Workers are taking advantage of the tight labor market by switching jobs for better pay, which represents a new source of inflation for many American companies.

Average hourly earning rose 5.1 percent over the last year.  Rising wages could make it harder for the Federal Reserve to tame inflation.  Nearly 79 percent of American workers are in the service sector, where higher labor costs are a large burden.

In addition to a shrinking labor force driving up wages, a steady decline in birth rates is expected in the U.S. and many advanced economies, which will sharply reduce the growth of the labor force.

For example, life expectancy in the U.S. has increased from 1980-2019 and improvements in morbidity and mortality rates will lead to a rapid increase in the number of people who are over 65 and retired.  As a result, dependency ratios – the ratio of the number of dependents to the total working age population – are set to rise sharply.

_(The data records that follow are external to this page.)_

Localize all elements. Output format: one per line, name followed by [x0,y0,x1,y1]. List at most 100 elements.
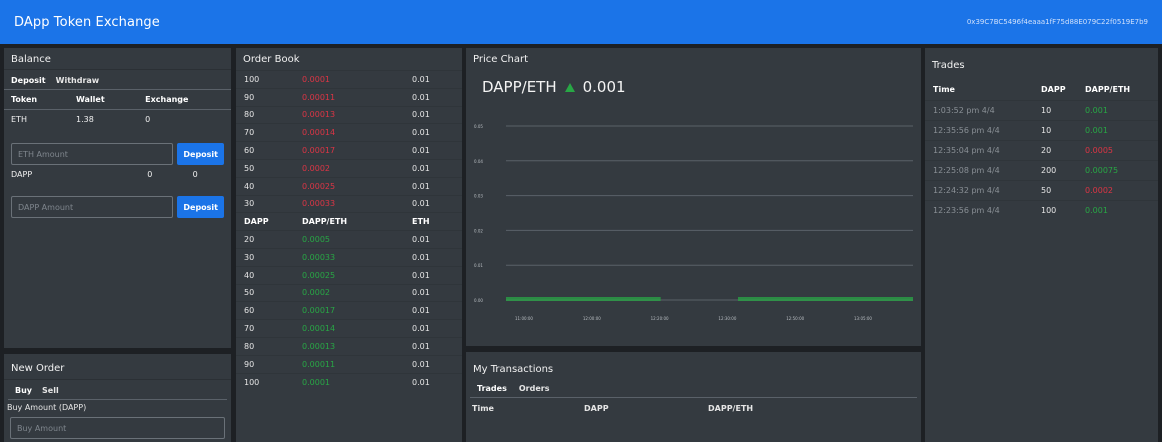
trades-title: Trades [932,60,965,71]
tab-deposit[interactable]: Deposit [11,76,46,87]
order-price: 0.00011 [294,87,404,107]
trade-price: 0.001 [1077,199,1158,220]
buy-order-row: 100 0.0001 0.01 [236,372,462,391]
balance-card: Balance Deposit Withdraw Token Wallet Ex… [4,48,231,348]
order-book-card: Order Book 100 0.0001 0.01 90 0.00011 0.01 80 0… [236,48,462,442]
buy-order-row: 20 0.0005 0.01 [236,230,462,249]
price-up-icon [564,82,575,92]
trades-card: Trades Time DAPP DAPP/ETH 1:03:52 pm 4/4… [925,48,1158,442]
trade-row: 1:03:52 pm 4/4 10 0.001 [925,99,1158,120]
trades-header-row: Time DAPP DAPP/ETH [925,80,1158,100]
y-tick-label: 0.02 [474,228,483,233]
trade-time: 12:35:56 pm 4/4 [925,119,1033,140]
order-total: 0.01 [404,319,462,338]
buy-order-row: 50 0.0002 0.01 [236,283,462,302]
col-wallet: Wallet [69,90,139,110]
order-total: 0.01 [404,194,462,213]
trade-amount: 10 [1033,99,1077,120]
new-order-title: New Order [4,354,231,380]
order-amount: 90 [236,354,294,374]
trade-time: 12:25:08 pm 4/4 [925,159,1033,180]
order-amount: 50 [236,283,294,302]
tab-sell[interactable]: Sell [42,386,59,397]
order-price: 0.00033 [294,247,404,267]
tab-orders[interactable]: Orders [519,384,550,395]
col-price: DAPP/ETH [1085,85,1131,95]
new-order-card: New Order Buy Sell Buy Amount (DAPP) [4,354,231,442]
trade-price: 0.0002 [1077,179,1158,200]
my-transactions-title: My Transactions [473,364,554,375]
buy-order-row: 40 0.00025 0.01 [236,265,462,285]
order-total: 0.01 [404,70,462,89]
order-amount: 20 [236,230,294,249]
wallet-balance: 0 [147,170,153,179]
sell-order-row: 90 0.00011 0.01 [236,87,462,107]
trade-row: 12:25:08 pm 4/4 200 0.00075 [925,159,1158,180]
order-amount: 80 [236,105,294,124]
tab-buy[interactable]: Buy [15,386,32,397]
sell-order-row: 100 0.0001 0.01 [236,70,462,89]
eth-amount-input[interactable] [11,143,174,165]
trade-time: 12:23:56 pm 4/4 [925,199,1033,220]
order-amount: 70 [236,123,294,142]
deposit-eth-button[interactable]: Deposit [177,143,224,165]
trade-amount: 100 [1033,199,1077,220]
brand-title[interactable]: DApp Token Exchange [14,15,160,30]
buy-amount-input[interactable] [10,417,225,439]
exchange-balance: 0 [192,170,198,179]
col-dapp: DAPP [236,212,294,231]
order-price: 0.0002 [294,158,404,178]
order-book-header-row: DAPP DAPP/ETH ETH [236,212,462,231]
balance-table-dapp: DAPP 0 0 [4,165,231,184]
col-token: Token [4,90,69,110]
dapp-amount-input[interactable] [11,196,174,218]
col-eth: ETH [404,212,462,231]
trade-row: 12:35:56 pm 4/4 10 0.001 [925,119,1158,140]
order-price: 0.00011 [294,354,404,374]
my-transactions-card: My Transactions Trades Orders Time DAPP … [466,352,921,442]
wallet-balance: 1.38 [76,115,94,124]
pair-label: DAPP/ETH [482,78,557,96]
price-ticker: DAPP/ETH 0.001 [466,70,921,96]
price-candle [506,297,661,301]
x-tick-label: 12:30:00 [718,316,736,321]
order-price: 0.00013 [294,336,404,356]
order-price: 0.0005 [294,230,404,249]
token-name: ETH [11,115,27,124]
trade-amount: 20 [1033,139,1077,160]
col-time: Time [933,85,955,95]
order-price: 0.00025 [294,265,404,285]
price-candle [737,297,913,301]
col-price: DAPP/ETH [294,212,404,231]
order-amount: 80 [236,336,294,356]
balance-row-dapp: DAPP 0 0 [4,165,231,184]
x-tick-label: 12:00:00 [583,316,601,321]
sell-order-row: 50 0.0002 0.01 [236,158,462,178]
order-price: 0.0001 [294,70,404,89]
balance-row-eth: ETH 1.38 0 [4,110,231,130]
order-amount: 30 [236,247,294,267]
x-tick-label: 12:50:00 [786,316,804,321]
order-total: 0.01 [404,176,462,196]
tab-withdraw[interactable]: Withdraw [56,76,100,87]
order-amount: 60 [236,301,294,320]
order-price: 0.00014 [294,319,404,338]
order-total: 0.01 [404,158,462,178]
buy-order-row: 30 0.00033 0.01 [236,247,462,267]
order-total: 0.01 [404,354,462,374]
tab-trades[interactable]: Trades [477,384,507,395]
account-address[interactable]: 0x39C7BC5496f4eaaa1fF75d88E079C22f0519E7… [967,18,1148,26]
order-price: 0.00013 [294,105,404,124]
y-tick-label: 0.01 [474,263,483,268]
sell-order-row: 80 0.00013 0.01 [236,105,462,124]
order-book-title: Order Book [243,54,300,65]
col-time: Time [472,404,494,413]
new-order-tabs: Buy Sell [8,380,227,400]
dapp-deposit-form: Deposit [4,190,231,224]
trade-price: 0.0005 [1077,139,1158,160]
trade-price: 0.001 [1077,99,1158,120]
y-tick-label: 0.00 [474,298,483,303]
deposit-dapp-button[interactable]: Deposit [177,196,224,218]
order-amount: 40 [236,265,294,285]
x-tick-label: 13:05:00 [854,316,872,321]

Put simply, deteriorating U.S. dependency ratios in the U.S. and globally means dependents who consume but do not produce will outweigh those who are working.  In effect, too few people carrying the load.

This translates to lower productivity per capita, an ever-intensifying war for talent and skills, and upward pressure on inflation.

As the supply of labor contracts, their bargaining power will increase and wages will continue to rise.  The growing leverage of labor may have beneficial effects on inequality, but it may manifest an increasing risk of structural inflation.